Eric Majeski's (aka Netwolf) Camp Reports for LetsGoPens.com
2013-14 Training Camp, Day 4
September 15, 2013
With the Pens opening the 2013-14 preseason later tonight in Columbus, the format of today's session was switched up. Everyone playing tonight came out first for a morning skate, followed by a smaller group. Many players, mostly NHL vets, got the morning off (at least as far as on-ice work goes).
The Pens released their lineup yesterday, but it lists 13 forwards and 7 defensemen. Unless there's some rule that lets you dress additional players in exhibition games, two guys will be scratched. Columbus' roster lists only 18 skaters and from what I can find from the Edmonton/Calgary game last night, they both dressed 18 skaters as well. We'll find out at 6pm I guess.
From the drills they did, they lines will shake out like this:
Fleury and Zatkoff will share goaltending duties.
After getting everyone warmed up, the Pens settled into some special teams work. The top unit was Malkin's line with Pouliot and Niskanen on the points. The second unit had Ebbett between Kuhnhackl and Kobasew, with Jeffrey and Dumoulin on the points. The top penalty kill unit was Vitale, Glass, Scuderi, and Harrington. Sill, Payerl, Letourneau-Leblond, Samuelsson, and Mikkelson also got some PK work in. No one worked on both units, but I wouldn't be surprised to see Malkin, Kobasew, Jeffrey, Niskanen, or Dumoulin get some time shorthanded. When Malkin's unit worked on a 5-on-3, Glass, Scuderi, and Harrington had the unenviable task of defending them.

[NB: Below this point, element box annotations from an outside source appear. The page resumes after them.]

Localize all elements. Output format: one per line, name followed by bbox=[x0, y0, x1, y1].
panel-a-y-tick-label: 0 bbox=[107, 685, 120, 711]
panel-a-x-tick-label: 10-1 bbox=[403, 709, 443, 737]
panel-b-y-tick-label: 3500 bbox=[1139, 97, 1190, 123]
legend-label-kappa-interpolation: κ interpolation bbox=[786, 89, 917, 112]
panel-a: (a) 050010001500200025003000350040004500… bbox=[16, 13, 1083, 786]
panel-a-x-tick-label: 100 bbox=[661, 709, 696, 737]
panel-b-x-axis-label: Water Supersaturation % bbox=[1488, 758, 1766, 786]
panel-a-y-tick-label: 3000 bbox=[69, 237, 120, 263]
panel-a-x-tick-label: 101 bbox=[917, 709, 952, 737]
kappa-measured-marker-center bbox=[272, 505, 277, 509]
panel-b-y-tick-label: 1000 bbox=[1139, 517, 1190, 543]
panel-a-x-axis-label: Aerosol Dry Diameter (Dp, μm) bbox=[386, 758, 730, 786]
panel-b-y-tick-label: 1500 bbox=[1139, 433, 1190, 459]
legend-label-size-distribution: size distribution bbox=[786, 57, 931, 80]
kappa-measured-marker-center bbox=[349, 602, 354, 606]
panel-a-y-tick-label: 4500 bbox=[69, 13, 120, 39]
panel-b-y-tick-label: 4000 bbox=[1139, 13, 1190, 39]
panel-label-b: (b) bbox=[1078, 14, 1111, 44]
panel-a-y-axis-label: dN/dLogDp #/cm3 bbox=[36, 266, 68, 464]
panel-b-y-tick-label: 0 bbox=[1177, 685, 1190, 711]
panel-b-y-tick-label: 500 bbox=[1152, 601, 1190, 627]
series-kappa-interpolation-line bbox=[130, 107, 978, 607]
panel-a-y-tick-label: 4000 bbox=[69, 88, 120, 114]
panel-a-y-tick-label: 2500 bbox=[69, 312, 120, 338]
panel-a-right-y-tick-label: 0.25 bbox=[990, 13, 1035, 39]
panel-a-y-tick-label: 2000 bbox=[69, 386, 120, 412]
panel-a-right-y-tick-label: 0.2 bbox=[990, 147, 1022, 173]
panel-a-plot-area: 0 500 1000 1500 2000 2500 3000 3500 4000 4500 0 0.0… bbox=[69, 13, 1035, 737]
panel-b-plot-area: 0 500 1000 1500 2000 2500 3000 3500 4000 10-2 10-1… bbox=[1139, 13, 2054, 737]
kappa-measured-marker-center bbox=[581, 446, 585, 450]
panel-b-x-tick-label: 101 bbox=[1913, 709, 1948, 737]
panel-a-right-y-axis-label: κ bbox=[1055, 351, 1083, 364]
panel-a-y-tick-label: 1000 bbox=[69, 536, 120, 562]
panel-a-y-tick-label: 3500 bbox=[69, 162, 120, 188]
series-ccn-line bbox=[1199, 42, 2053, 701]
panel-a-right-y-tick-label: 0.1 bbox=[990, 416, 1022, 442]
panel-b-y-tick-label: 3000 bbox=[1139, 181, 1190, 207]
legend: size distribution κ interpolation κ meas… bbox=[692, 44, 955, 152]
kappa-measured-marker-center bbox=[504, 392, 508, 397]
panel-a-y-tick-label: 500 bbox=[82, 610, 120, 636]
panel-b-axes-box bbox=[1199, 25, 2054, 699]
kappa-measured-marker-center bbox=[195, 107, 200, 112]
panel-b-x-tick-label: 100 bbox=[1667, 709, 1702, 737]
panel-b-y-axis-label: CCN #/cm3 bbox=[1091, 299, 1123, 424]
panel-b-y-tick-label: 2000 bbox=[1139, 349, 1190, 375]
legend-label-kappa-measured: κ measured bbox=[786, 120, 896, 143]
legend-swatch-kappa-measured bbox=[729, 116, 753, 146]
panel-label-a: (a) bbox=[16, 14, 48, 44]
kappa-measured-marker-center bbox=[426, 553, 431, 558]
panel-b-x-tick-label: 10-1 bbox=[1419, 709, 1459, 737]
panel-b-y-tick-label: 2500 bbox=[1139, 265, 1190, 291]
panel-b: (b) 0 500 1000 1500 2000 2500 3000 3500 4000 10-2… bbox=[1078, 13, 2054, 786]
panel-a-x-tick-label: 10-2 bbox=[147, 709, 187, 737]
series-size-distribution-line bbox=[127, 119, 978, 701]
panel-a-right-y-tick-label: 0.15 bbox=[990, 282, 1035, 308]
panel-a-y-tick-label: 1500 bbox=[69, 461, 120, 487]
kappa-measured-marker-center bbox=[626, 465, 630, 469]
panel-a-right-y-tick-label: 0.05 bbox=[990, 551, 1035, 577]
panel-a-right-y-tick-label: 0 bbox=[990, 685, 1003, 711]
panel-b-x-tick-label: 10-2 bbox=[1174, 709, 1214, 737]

A new wrinkle is beginning to emerge from these practices as far as how the Pens enter the offensive zone. I don't think the stretch pass will be going away, but they do seem to be adding another option. A lot of drills over the past 4 days have worked on the puck carrier making a short pass to someone at offensive blue line, then getting up some speed before taking a return pass. It's kind of like a give-and-go and a breakout play combined, so the puck carrier can enter the zone at high speed.
At the end of this session, Fleury and Mike Bales stayed on for another 10-15 minutes on lateral movement. Fleury would start at the top of the crease and go down into a butterfly, then he had to move laterally back to the post as Bales took a shot.
The second group was lightly attended, with many players getting the day off. Jarry and Murray were in goal. Skaters were MacIntyre, Marcantuoni, Kostopoulos, Dea, Thompson, McNeill, Seymour, D'Agostino, and Bortuzzo. Bortuzzo's the only name on that list that figures to be on the opening night roster. This session was run by John Hynes, and was a pretty up-tempo practice. It also focused on skill; lots of skating, stickhandling, passing and shooting. Only having 9 skaters meant there wasn't much time to stand around.
At one point the nets were moved to the sideboards to create a smaller rink as they've done before. A 3-on-3 hockey followed, but with a twist. In each end, there were two attackers and a defender that were free to skate around wherever they wanted, but they couldn't cross the imaginary center ice line. The setup made for some fast-paced hockey with lots of quick transitions.
Dea jumped out at me here, but not offensively like you might think; it was when he was defending at one end. He was getting his stick on a lot of passes, was beating people to loose pucks, and even had a takeaway. Now to be fair, it's not like he had to defend a Crosby or Malkin, but he still made the plays and the effort level was pretty good. I wasn't expecting that out of an offensive-minded kid from an offensive league like the QMJHL.
Dea and Marcantuoni are both listed at 5'11, but Marcantuoni looks taller. Maybe it's just the extra muscle. He's listed at 203; Dea 176.
Things finished up with a breakaway relay. If you didn't score, you had to retrieve the puck and take it back to center ice. You also had to get off the ice before the next guy could leave the bench. If a guy came on early, Hynes would award a free shot to the other team. Dea had a couple nice moves, but the guy who stuck out for me was D'Agostino. I don't know if he had any experience in the shootout (some college leagues use it, some don't), but he looks like he'll do really well in them. He's a really agile skater and has good hands. He's just looks really fluid out there.
Thus ends yet another training camp for me. Thanks to Jason Seidling of the Penguins for the access the past four days, thanks to RJ for giving these ramblings a home, and thanks to you guys for reading.